Mac's are the a staple in the recording industry because digital music grew up around them as did Graphics and Desktop publishing.

You must remember that the Macintosh has allways had excellent sound processing since the beginning. PC's didn't even ship standard with anything other than a beeper till '96 or so.

Some claim that sound on PC's is better because a separet card handles the sound instead of dumping the load on the main CPU.

I personaly never have seen much diffrence. I have seen more problems with audio on a PC than any on the Mac.

Calum:
yeah well i personally opine that all this Mac vs PCs crap is bullshit and is totally voided by the fact that all the design/multimedia stuff that all the Mac people like to hold up as a benchmark is only ever released for windows or mac or both. Let's see the exact same versions of, say, photoshop, quark, Cubase, Sound Forge, whatever, for LINU vs MacOS, and then we'll talk. Until your PC is free of windows, this trifling talk of seperate sound cards and stuff is totally worthless. The system controls such hardware so until those companies get their fingers out of their arses and port their programs, PC versus Mac arguments will get a big poo poo from me. And even when tht does all happen, MacOS versus Linux arguments will earn my firm derision too, because firstly who cares? and secondly, once you get those apps running under linux, there won't be much to pick from anyway...

psyjax:
True, very true.

I think more stuff will be hitting the Linux/*NIX shelves thanx to OS X tho.

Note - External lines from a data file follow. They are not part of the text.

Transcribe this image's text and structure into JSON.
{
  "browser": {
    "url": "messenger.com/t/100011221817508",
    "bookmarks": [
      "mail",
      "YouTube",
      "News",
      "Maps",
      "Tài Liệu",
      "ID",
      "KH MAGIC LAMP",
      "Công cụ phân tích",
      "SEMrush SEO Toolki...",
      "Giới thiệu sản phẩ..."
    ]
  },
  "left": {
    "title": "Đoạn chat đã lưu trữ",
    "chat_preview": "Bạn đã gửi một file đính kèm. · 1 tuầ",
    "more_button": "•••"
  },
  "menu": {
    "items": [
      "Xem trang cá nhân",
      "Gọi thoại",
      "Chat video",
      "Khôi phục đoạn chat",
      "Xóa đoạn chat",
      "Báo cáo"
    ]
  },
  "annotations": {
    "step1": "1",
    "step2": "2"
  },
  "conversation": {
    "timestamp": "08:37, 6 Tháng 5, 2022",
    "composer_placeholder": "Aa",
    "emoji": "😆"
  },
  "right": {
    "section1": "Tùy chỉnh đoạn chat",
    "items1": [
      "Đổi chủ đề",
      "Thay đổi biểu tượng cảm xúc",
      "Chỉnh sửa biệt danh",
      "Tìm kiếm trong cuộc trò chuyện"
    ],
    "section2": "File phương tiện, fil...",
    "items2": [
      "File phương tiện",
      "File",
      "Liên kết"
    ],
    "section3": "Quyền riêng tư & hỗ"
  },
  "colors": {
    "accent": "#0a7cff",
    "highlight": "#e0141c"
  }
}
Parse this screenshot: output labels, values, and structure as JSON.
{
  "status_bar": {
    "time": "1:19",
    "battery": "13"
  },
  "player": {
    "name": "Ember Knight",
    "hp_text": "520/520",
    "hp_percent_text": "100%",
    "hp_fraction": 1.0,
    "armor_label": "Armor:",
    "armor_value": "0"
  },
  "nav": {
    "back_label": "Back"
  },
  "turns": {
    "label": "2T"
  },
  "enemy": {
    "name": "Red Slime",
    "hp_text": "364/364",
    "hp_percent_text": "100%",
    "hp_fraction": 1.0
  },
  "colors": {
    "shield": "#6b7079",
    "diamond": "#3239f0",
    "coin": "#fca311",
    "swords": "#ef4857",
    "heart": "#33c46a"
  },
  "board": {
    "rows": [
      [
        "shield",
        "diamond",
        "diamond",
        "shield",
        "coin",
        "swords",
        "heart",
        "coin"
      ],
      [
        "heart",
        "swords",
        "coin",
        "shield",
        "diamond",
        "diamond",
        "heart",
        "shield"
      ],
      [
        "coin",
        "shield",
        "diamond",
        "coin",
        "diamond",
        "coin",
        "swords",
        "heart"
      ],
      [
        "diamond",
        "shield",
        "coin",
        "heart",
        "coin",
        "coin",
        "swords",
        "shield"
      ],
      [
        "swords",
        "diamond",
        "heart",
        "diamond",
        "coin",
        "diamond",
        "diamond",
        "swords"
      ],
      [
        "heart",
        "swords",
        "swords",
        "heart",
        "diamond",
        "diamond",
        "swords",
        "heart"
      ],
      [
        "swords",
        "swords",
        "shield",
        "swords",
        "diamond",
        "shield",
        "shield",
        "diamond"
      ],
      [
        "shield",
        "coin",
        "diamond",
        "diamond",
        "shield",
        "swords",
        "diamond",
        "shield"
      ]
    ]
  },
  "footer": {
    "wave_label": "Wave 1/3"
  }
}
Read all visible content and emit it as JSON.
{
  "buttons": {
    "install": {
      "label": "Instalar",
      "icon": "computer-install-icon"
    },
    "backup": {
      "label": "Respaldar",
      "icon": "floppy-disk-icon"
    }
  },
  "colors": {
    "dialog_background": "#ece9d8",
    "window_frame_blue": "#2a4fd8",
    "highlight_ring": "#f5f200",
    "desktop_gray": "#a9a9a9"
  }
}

Think about it. A coco application (written for the Darwin core) is one step away from being ported to BSD, which is one step away from being ported to Linux.

The X11 interface is a snap, and replace aqua with X11 and you got a fully native Linux/*NIX app in less development time than it would take to port a windows app to the Mac.

Now, companies don't have an excuse.

Take a look at interplay. Their next amazing game (Neverwinter Night's) is being published in a simultanious release for MacOS X, Linux, and Windoze. When was the last time a game company realesed a program for Linux THEMSELVES???

Times they are a changing friends. It won't be long that linux, and OS X, beat out Windoze.

Mark my words, I say, by the time there is a KDE 5.0. Linux will be a totaly user friendly OS, whose cost effectiveness will totaly push M$ out of the way.

Ctrl Alt Del 123:
My experience with sound and computer.

At Gramaphone, a HiFi audio visual store near me, had a custom built PC for audiophiles with a sound out playing on a million dollar stereo with Macintosh tube Mono-block Amps pumping out 500 watts of MOSFET audio and Martin Logan CLS IIz (http://martinlogan.com/art/spgal_cls_zoom.gif ... drool...) electrostatic speakers to compare it to a WADIA CD Player hooked up to the same stereo. (Wadia CD Players START at a few thousand dollars and go up up up!!!) The computer, playing a WAV rip of a HDCD IN WINDOWS MEDIA PLAYER, sounded like liquid music, it was beautiful, it retained all sonic characteristics. The Wadia performed THE EXACT SAME, as in, the computer matched a 2,000 dollar CD player. I have since never doubted the quality of WMP and PCs. The owner of the store is a Mac fanatic and one day hooked his system up to it. The Mac did just as good as the PC did, nothing more, nothing less. So quality wise, both can perform the same. For music creation and editing on the PC, 3 words: Cool Edit Pro.